Auto sector is expecting roll back of excise
duty hike to buoy demand, as excise duty hike has roughly translated into a 4-6%
price hike across passenger vehicle categories, affecting demand. Avoid
inverted duty structure - the excise duty on commercial vehicles is 8%, while
raw material and engineering inputs are taxed at 12%.

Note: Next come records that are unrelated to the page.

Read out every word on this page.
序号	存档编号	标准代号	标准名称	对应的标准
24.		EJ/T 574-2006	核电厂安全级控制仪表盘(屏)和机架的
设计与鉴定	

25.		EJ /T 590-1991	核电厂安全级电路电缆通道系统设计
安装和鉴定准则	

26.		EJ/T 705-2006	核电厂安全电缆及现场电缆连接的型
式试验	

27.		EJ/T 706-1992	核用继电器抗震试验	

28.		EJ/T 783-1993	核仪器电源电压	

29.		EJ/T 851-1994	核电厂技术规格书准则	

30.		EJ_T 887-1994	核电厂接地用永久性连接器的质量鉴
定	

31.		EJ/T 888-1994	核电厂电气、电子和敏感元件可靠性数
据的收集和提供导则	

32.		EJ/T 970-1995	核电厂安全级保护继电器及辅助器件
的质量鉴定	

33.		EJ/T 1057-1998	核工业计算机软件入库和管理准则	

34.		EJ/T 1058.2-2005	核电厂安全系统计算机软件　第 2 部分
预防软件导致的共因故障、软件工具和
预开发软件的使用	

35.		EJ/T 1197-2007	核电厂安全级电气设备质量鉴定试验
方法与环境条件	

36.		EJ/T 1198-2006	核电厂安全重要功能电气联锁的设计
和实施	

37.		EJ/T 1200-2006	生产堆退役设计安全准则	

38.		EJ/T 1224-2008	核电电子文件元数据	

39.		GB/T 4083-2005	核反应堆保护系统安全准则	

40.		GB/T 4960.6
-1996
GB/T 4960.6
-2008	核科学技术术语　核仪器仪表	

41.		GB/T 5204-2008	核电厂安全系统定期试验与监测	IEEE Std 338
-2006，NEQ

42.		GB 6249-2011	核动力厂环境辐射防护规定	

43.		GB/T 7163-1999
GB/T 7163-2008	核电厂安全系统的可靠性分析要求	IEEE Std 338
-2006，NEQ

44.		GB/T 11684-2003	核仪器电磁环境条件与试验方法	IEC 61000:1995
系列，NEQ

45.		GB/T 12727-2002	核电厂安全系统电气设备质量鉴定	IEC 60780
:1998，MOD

Lower the Special Additional Duty (SAD) on
imported raw material to 2% from 4%, and bring down customs duty on various
inputs to 5% from 10%. Offer special incentives for automobile exports, policy
on overloading of commercial vehicles and a policy towards replacement of
vehicles to promote cleaner environment and fuel efficient vehicles. Clear the
uncertainty over exclusion of automobiles from the Free Trade Agreement with
the European Union. If it comes into effect, European carmakers would be able
to sell vehicles at lower duty in India.
Rubber industry wants removal of anti-dumping
duties on the import of raw materials like rubber chemicals (like Butyl Rubber
SBR grade 1500/1700), which are not manufactured locally. Levy anti-dumping
duty on imported Chinese tyres. The high import duty on rubber raw materials
makes it difficult for the domestic tyre industry to compete against imported
Chinese tyres.
Kerala state had sought Central assistance
many times to save the rubber growers. The rubber growers had been demanding as
high as a 75% hike, even if the import duty on rubber is raised, it will not be
up to the level expected, the chance is to increase it from the current 20% to
30%. In the maiden budget of the BJP government, assistance for rubber farmers may
not get attention, due to political reasons.

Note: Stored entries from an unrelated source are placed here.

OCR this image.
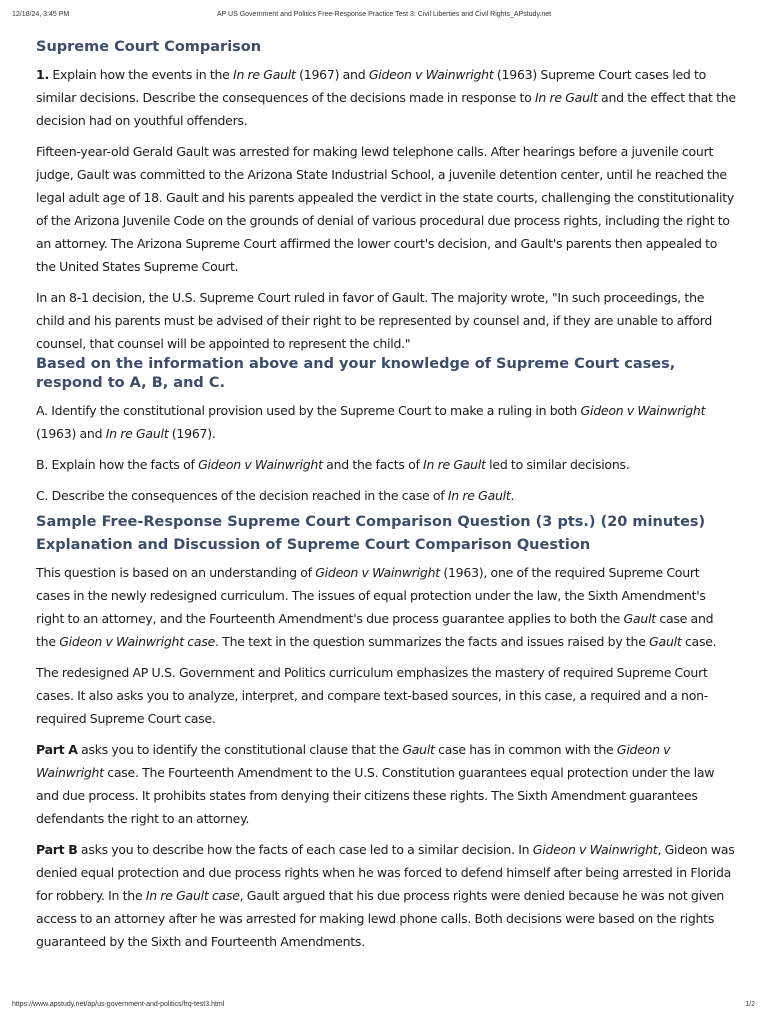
12/18/24, 3:45 PM	AP US Government and Politics Free-Response Practice Test 3: Civil Liberties and Civil Rights_APstudy.net
Supreme Court Comparison

1. Explain how the events in the In re Gault (1967) and Gideon v Wainwright (1963) Supreme Court cases led to similar decisions. Describe the consequences of the decisions made in response to In re Gault and the effect that the decision had on youthful offenders.

Fifteen-year-old Gerald Gault was arrested for making lewd telephone calls. After hearings before a juvenile court judge, Gault was committed to the Arizona State Industrial School, a juvenile detention center, until he reached the legal adult age of 18. Gault and his parents appealed the verdict in the state courts, challenging the constitutionality of the Arizona Juvenile Code on the grounds of denial of various procedural due process rights, including the right to an attorney. The Arizona Supreme Court affirmed the lower court's decision, and Gault's parents then appealed to the United States Supreme Court.

In an 8-1 decision, the U.S. Supreme Court ruled in favor of Gault. The majority wrote, "In such proceedings, the child and his parents must be advised of their right to be represented by counsel and, if they are unable to afford counsel, that counsel will be appointed to represent the child."

Based on the information above and your knowledge of Supreme Court cases, respond to A, B, and C.

A. Identify the constitutional provision used by the Supreme Court to make a ruling in both Gideon v Wainwright (1963) and In re Gault (1967).

B. Explain how the facts of Gideon v Wainwright and the facts of In re Gault led to similar decisions.

C. Describe the consequences of the decision reached in the case of In re Gault.

Sample Free-Response Supreme Court Comparison Question (3 pts.) (20 minutes)
Explanation and Discussion of Supreme Court Comparison Question

This question is based on an understanding of Gideon v Wainwright (1963), one of the required Supreme Court cases in the newly redesigned curriculum. The issues of equal protection under the law, the Sixth Amendment's right to an attorney, and the Fourteenth Amendment's due process guarantee applies to both the Gault case and the Gideon v Wainwright case. The text in the question summarizes the facts and issues raised by the Gault case.

The redesigned AP U.S. Government and Politics curriculum emphasizes the mastery of required Supreme Court cases. It also asks you to analyze, interpret, and compare text-based sources, in this case, a required and a non-required Supreme Court case.

Part A asks you to identify the constitutional clause that the Gault case has in common with the Gideon v Wainwright case. The Fourteenth Amendment to the U.S. Constitution guarantees equal protection under the law and due process. It prohibits states from denying their citizens these rights. The Sixth Amendment guarantees defendants the right to an attorney.

Part B asks you to describe how the facts of each case led to a similar decision. In Gideon v Wainwright, Gideon was denied equal protection and due process rights when he was forced to defend himself after being arrested in Florida for robbery. In the In re Gault case, Gault argued that his due process rights were denied because he was not given access to an attorney after he was arrested for making lewd phone calls. Both decisions were based on the rights guaranteed by the Sixth and Fourteenth Amendments.

https://www.apstudy.net/ap/us-government-and-politics/frq-test3.html	1/2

Rubber Mark, the apex federation of primary
cooperative rubber marketing societies, had suggested setting up of a price
stabilisation fund to compensate the loss to farmers due to price fall. Today
the issue was raised during Zero Hour in the Lok Sabha. Congress
and Left MPs from Kerala accused the government of not heeding to the plight of
rubber growers and demanded an income stabilisation fund be set up to protect
them.
The benchmark RSS4 grade rubber closed at `.140.30
a kg at Kottayam, while RSS3 grade closed at `.116.90 a kg at
Bangkok and Malaysian SMR20 closed at `.87.19 a kg. On
National Multi Commodity Exchange March 2015 futures were trading at `.126.40
a kg, April at `.127.85, May at `.128.70, June at `.130.20,
July at `.131.45 and August at `.132.60 a kg. On
Tokyo Commodity Exchange, March 2015 futures series closed at ¥217.7 a kg, April
at ¥218, May at ¥218.1, June at ¥217, July at ¥215.9 and the contract for
delivery in August 2015 closed at ¥214.5 a kg.